Бабы обрадовались случаю дать отдых рукам и позевать на барские наряды. Никто не принимался за работу; Тимофей не осмеливался прервать барской беседы с бабами.
— О нет! Это ужасно трудно! Я никак не думала, чтоб так трудно было молотить! — вскричала Лида, бросая цеп и вся раскрасневшись от усилий и смущенья. — Как это вы, бабочки, можете молотить так долго? С утра и до вечера?
— Дело наше такое, мужицкое, барышня: и рады бы на печь, а надо за цеп. За нас, барышня, некому работать. Мы и за вас работаем, и за себя работаем.
— Вот барышня-разумница, дай Бог ей здоровья! — вмешалась вольнодумная Фёкла. — И правду она говорит, нешто под силу бабе такая-то работа? Руками машешь, машешь день-деньской, как мельница ветряная, домой придёшь — все твои косточки болят. А мужик этого знать не хочет! Говорит, печку истопи, портки мне помой, коров подой… Тимофей-то Фёдорович разве рано отпустит, староста ваш? Коров уже кою пору пригонят, а мы только цепы кладём, идём солому убирать, вороха… Что ж, я и при нём скажу…
— Ноне тебе не Петровки, — сдержанно, но всё-таки сурово заметил Тимофей. — День девять часов стал, успеешь выспаться. Деньги с господ берёшь хоть бы и летом, давай и работу вполне. Тебе в день пятнадцать копеек, другой пятнадцать — наберётся порядком. Ишь вас туг`a какая нашла. Да кажный Божий день так-то.
— Как, мама? Только пятнадцать копеек? — с искренними изумлением вскрикнула Лида. — Неужели так дёшево?
— Не говори этого при народе, — остановила её по-французски генеральша. — Ты должна понять, что их точка зрения совсем другая. Для бабы пятнадцать копеек Бог знает какая сумма!
— Уж мы и то просили Ивана Семёновича, — подхватила между тем Фёкла, — чтоб он хоть по двугривенничку на бабу положил. Уж так-то мы бы, барышня милая, старались вам. А то что пятнадцать копеек! Лаптей больше изобьёшь.
— В своём горбу убытка не бывает! Пятнадцать копеек на печи не подымешь, — философствовал Тимофей.
— Нет, мама, пожалуйста, прибавь им; это невозможно — пятнадцать копеек! — приставала по-французски Лида. — Позволь мне сказать им, что прибавят. Это ужас, что за цена!
— Ma ch`ere, это неловко; ты знаешь, что Иван Семёнович…

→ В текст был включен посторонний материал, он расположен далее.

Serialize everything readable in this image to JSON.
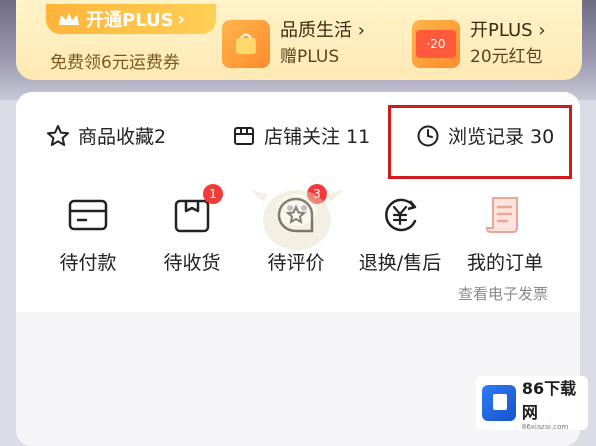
{
  "plus": {
    "open_label": "开通PLUS",
    "open_arrow": "›",
    "sub": "免费领6元运费券",
    "perk1_title": "品质生活",
    "perk1_arrow": "›",
    "perk1_sub": "赠PLUS",
    "perk2_title": "开PLUS",
    "perk2_arrow": "›",
    "perk2_sub": "20元红包",
    "coupon_text": "·20"
  },
  "stats": {
    "favorites": "商品收藏2",
    "follows": "店铺关注 11",
    "history": "浏览记录 30"
  },
  "orders": [
    {
      "label": "待付款"
    },
    {
      "label": "待收货",
      "badge": "1"
    },
    {
      "label": "待评价",
      "badge": "3"
    },
    {
      "label": "退换/售后"
    },
    {
      "label": "我的订单"
    }
  ],
  "invoice_link": "查看电子发票",
  "logo": {
    "name": "86下载网",
    "domain": "86xiazai.com"
  },
  "colors": {
    "accent": "#ffb43a",
    "highlight": "#d41a1a",
    "badge": "#f23a3a"
  },
  "icons": [
    "crown-icon",
    "star-icon",
    "store-icon",
    "clock-icon",
    "wallet-icon",
    "package-icon",
    "review-icon",
    "refund-icon",
    "order-list-icon"
  ]
}
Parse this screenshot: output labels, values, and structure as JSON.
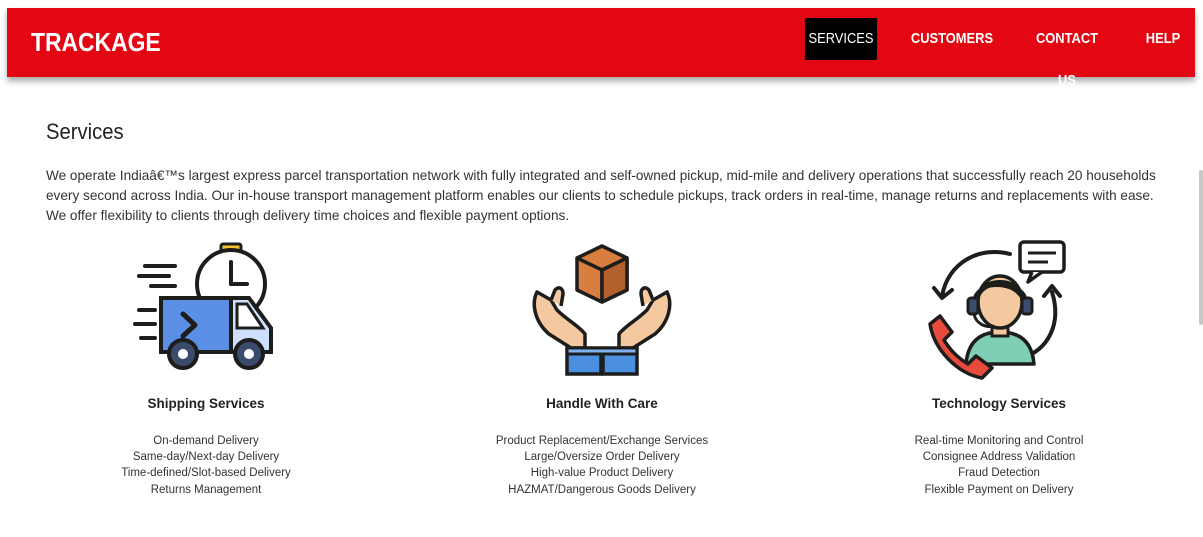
{
  "brand": "TRACKAGE",
  "nav": [
    {
      "label": "SERVICES",
      "active": true
    },
    {
      "label": "CUSTOMERS",
      "active": false
    },
    {
      "label": "CONTACT US",
      "active": false
    },
    {
      "label": "HELP",
      "active": false
    }
  ],
  "page": {
    "title": "Services",
    "intro": "We operate Indiaâ€™s largest express parcel transportation network with fully integrated and self-owned pickup, mid-mile and delivery operations that successfully reach 20 households every second across India. Our in-house transport management platform enables our clients to schedule pickups, track orders in real-time, manage returns and replacements with ease. We offer flexibility to clients through delivery time choices and flexible payment options."
  },
  "services": [
    {
      "icon": "delivery-truck-clock-icon",
      "title": "Shipping Services",
      "items": [
        "On-demand Delivery",
        "Same-day/Next-day Delivery",
        "Time-defined/Slot-based Delivery",
        "Returns Management"
      ]
    },
    {
      "icon": "hands-box-icon",
      "title": "Handle With Care",
      "items": [
        "Product Replacement/Exchange Services",
        "Large/Oversize Order Delivery",
        "High-value Product Delivery",
        "HAZMAT/Dangerous Goods Delivery"
      ]
    },
    {
      "icon": "support-agent-icon",
      "title": "Technology Services",
      "items": [
        "Real-time Monitoring and Control",
        "Consignee Address Validation",
        "Fraud Detection",
        "Flexible Payment on Delivery"
      ]
    }
  ],
  "colors": {
    "brand_red": "#e30613",
    "active_nav_bg": "#000000",
    "truck_blue": "#5b8fe6",
    "box_brown": "#c8703a",
    "skin": "#f5c9a0",
    "agent_green": "#7ecfb6",
    "phone_red": "#e84a3c"
  }
}
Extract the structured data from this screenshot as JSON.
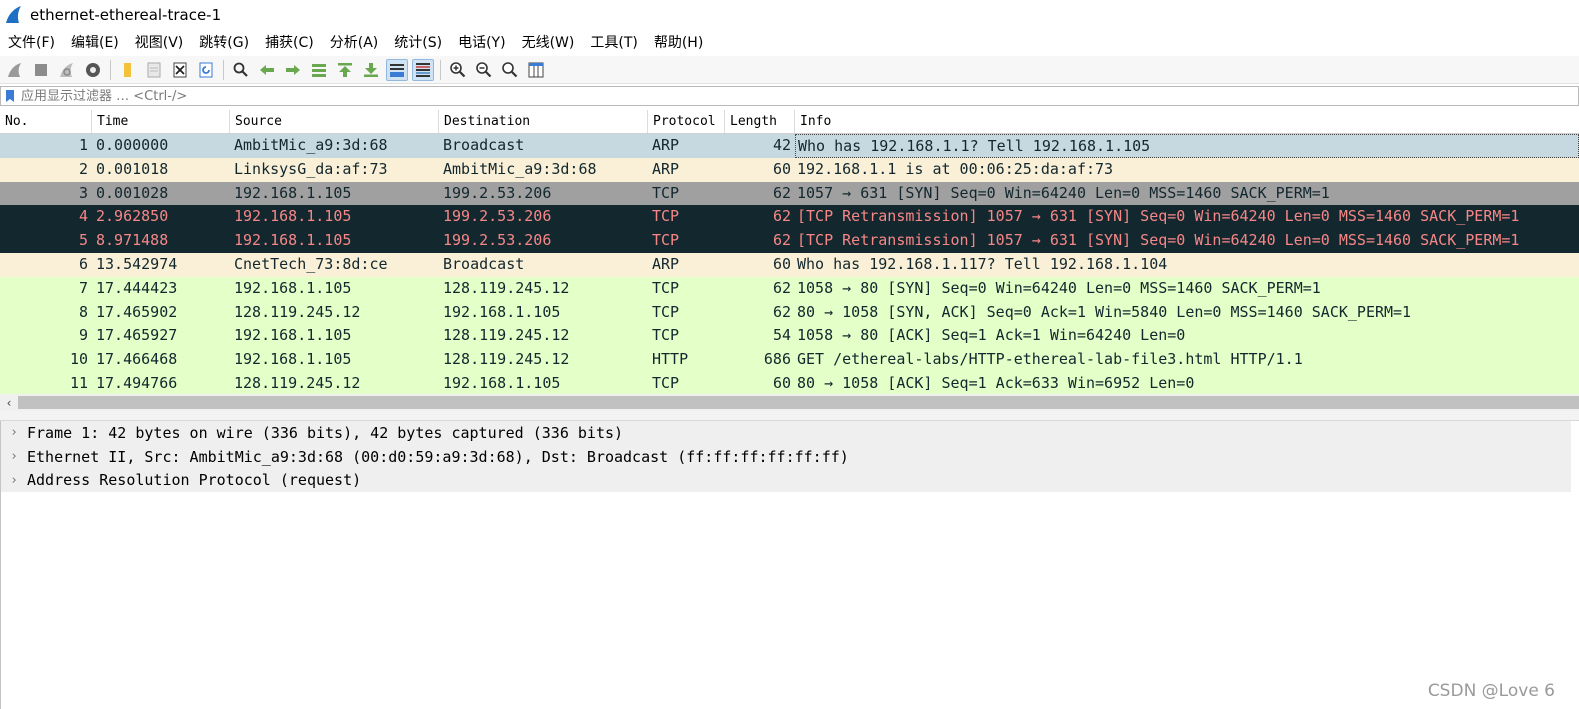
{
  "window": {
    "title": "ethernet-ethereal-trace-1"
  },
  "menu": [
    "文件(F)",
    "编辑(E)",
    "视图(V)",
    "跳转(G)",
    "捕获(C)",
    "分析(A)",
    "统计(S)",
    "电话(Y)",
    "无线(W)",
    "工具(T)",
    "帮助(H)"
  ],
  "toolbar": {
    "icons": [
      "shark-fin-start-icon",
      "stop-square-icon",
      "restart-fin-icon",
      "gear-options-icon",
      "open-folder-icon",
      "save-file-icon",
      "close-file-icon",
      "reload-icon",
      "find-magnifier-icon",
      "go-back-arrow-icon",
      "go-forward-arrow-icon",
      "go-to-packet-icon",
      "go-first-icon",
      "go-last-icon",
      "autoscroll-icon",
      "colorize-icon",
      "zoom-in-icon",
      "zoom-out-icon",
      "zoom-normal-icon",
      "resize-columns-icon"
    ]
  },
  "filter": {
    "placeholder": "应用显示过滤器 … <Ctrl-/>"
  },
  "packet_list": {
    "columns": [
      "No.",
      "Time",
      "Source",
      "Destination",
      "Protocol",
      "Length",
      "Info"
    ],
    "rows": [
      {
        "no": "1",
        "time": "0.000000",
        "source": "AmbitMic_a9:3d:68",
        "destination": "Broadcast",
        "protocol": "ARP",
        "length": "42",
        "info": "Who has 192.168.1.1? Tell 192.168.1.105",
        "bg": "#c6d9e0",
        "fg": "#12272e",
        "selected": true
      },
      {
        "no": "2",
        "time": "0.001018",
        "source": "LinksysG_da:af:73",
        "destination": "AmbitMic_a9:3d:68",
        "protocol": "ARP",
        "length": "60",
        "info": "192.168.1.1 is at 00:06:25:da:af:73",
        "bg": "#faf0d7",
        "fg": "#12272e"
      },
      {
        "no": "3",
        "time": "0.001028",
        "source": "192.168.1.105",
        "destination": "199.2.53.206",
        "protocol": "TCP",
        "length": "62",
        "info": "1057 → 631 [SYN] Seq=0 Win=64240 Len=0 MSS=1460 SACK_PERM=1",
        "bg": "#a0a0a0",
        "fg": "#12272e"
      },
      {
        "no": "4",
        "time": "2.962850",
        "source": "192.168.1.105",
        "destination": "199.2.53.206",
        "protocol": "TCP",
        "length": "62",
        "info": "[TCP Retransmission] 1057 → 631 [SYN] Seq=0 Win=64240 Len=0 MSS=1460 SACK_PERM=1",
        "bg": "#12272e",
        "fg": "#f78787"
      },
      {
        "no": "5",
        "time": "8.971488",
        "source": "192.168.1.105",
        "destination": "199.2.53.206",
        "protocol": "TCP",
        "length": "62",
        "info": "[TCP Retransmission] 1057 → 631 [SYN] Seq=0 Win=64240 Len=0 MSS=1460 SACK_PERM=1",
        "bg": "#12272e",
        "fg": "#f78787"
      },
      {
        "no": "6",
        "time": "13.542974",
        "source": "CnetTech_73:8d:ce",
        "destination": "Broadcast",
        "protocol": "ARP",
        "length": "60",
        "info": "Who has 192.168.1.117? Tell 192.168.1.104",
        "bg": "#faf0d7",
        "fg": "#12272e"
      },
      {
        "no": "7",
        "time": "17.444423",
        "source": "192.168.1.105",
        "destination": "128.119.245.12",
        "protocol": "TCP",
        "length": "62",
        "info": "1058 → 80 [SYN] Seq=0 Win=64240 Len=0 MSS=1460 SACK_PERM=1",
        "bg": "#e4ffc7",
        "fg": "#12272e"
      },
      {
        "no": "8",
        "time": "17.465902",
        "source": "128.119.245.12",
        "destination": "192.168.1.105",
        "protocol": "TCP",
        "length": "62",
        "info": "80 → 1058 [SYN, ACK] Seq=0 Ack=1 Win=5840 Len=0 MSS=1460 SACK_PERM=1",
        "bg": "#e4ffc7",
        "fg": "#12272e"
      },
      {
        "no": "9",
        "time": "17.465927",
        "source": "192.168.1.105",
        "destination": "128.119.245.12",
        "protocol": "TCP",
        "length": "54",
        "info": "1058 → 80 [ACK] Seq=1 Ack=1 Win=64240 Len=0",
        "bg": "#e4ffc7",
        "fg": "#12272e"
      },
      {
        "no": "10",
        "time": "17.466468",
        "source": "192.168.1.105",
        "destination": "128.119.245.12",
        "protocol": "HTTP",
        "length": "686",
        "info": "GET /ethereal-labs/HTTP-ethereal-lab-file3.html HTTP/1.1",
        "bg": "#e4ffc7",
        "fg": "#12272e"
      },
      {
        "no": "11",
        "time": "17.494766",
        "source": "128.119.245.12",
        "destination": "192.168.1.105",
        "protocol": "TCP",
        "length": "60",
        "info": "80 → 1058 [ACK] Seq=1 Ack=633 Win=6952 Len=0",
        "bg": "#e4ffc7",
        "fg": "#12272e"
      }
    ]
  },
  "details": {
    "items": [
      "Frame 1: 42 bytes on wire (336 bits), 42 bytes captured (336 bits)",
      "Ethernet II, Src: AmbitMic_a9:3d:68 (00:d0:59:a9:3d:68), Dst: Broadcast (ff:ff:ff:ff:ff:ff)",
      "Address Resolution Protocol (request)"
    ]
  },
  "watermark": "CSDN @Love 6"
}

— Нет, я скажу, скажу! — всё настойчивее твердила Лида. — Голубчик, мамочка, я тебе все ножки исцелую, пожалуйста, позволь…
— Лиди, дружок, ты знаешь, я всегда с удовольствием облегчаю участь бедных людей, — слабо отбивалась генеральша. — Но ведь, согласись, есть же известный порядок…
— Так можно сказать, мама? Миленькая, ангелочек, я непременно скажу! Они все будут рады.
— Ах, какая ты несносная, Лиди; ты постоянно заставляешь меня плясать по своей дудке и делать всякий вздор.
— Послушайте, бабочки, я попросила маму, мама говорит, что она прикажет вам платить ещё по гривеннику, — объявила Лида, вся сияющая удовольствием. — Правда ведь, мамочка?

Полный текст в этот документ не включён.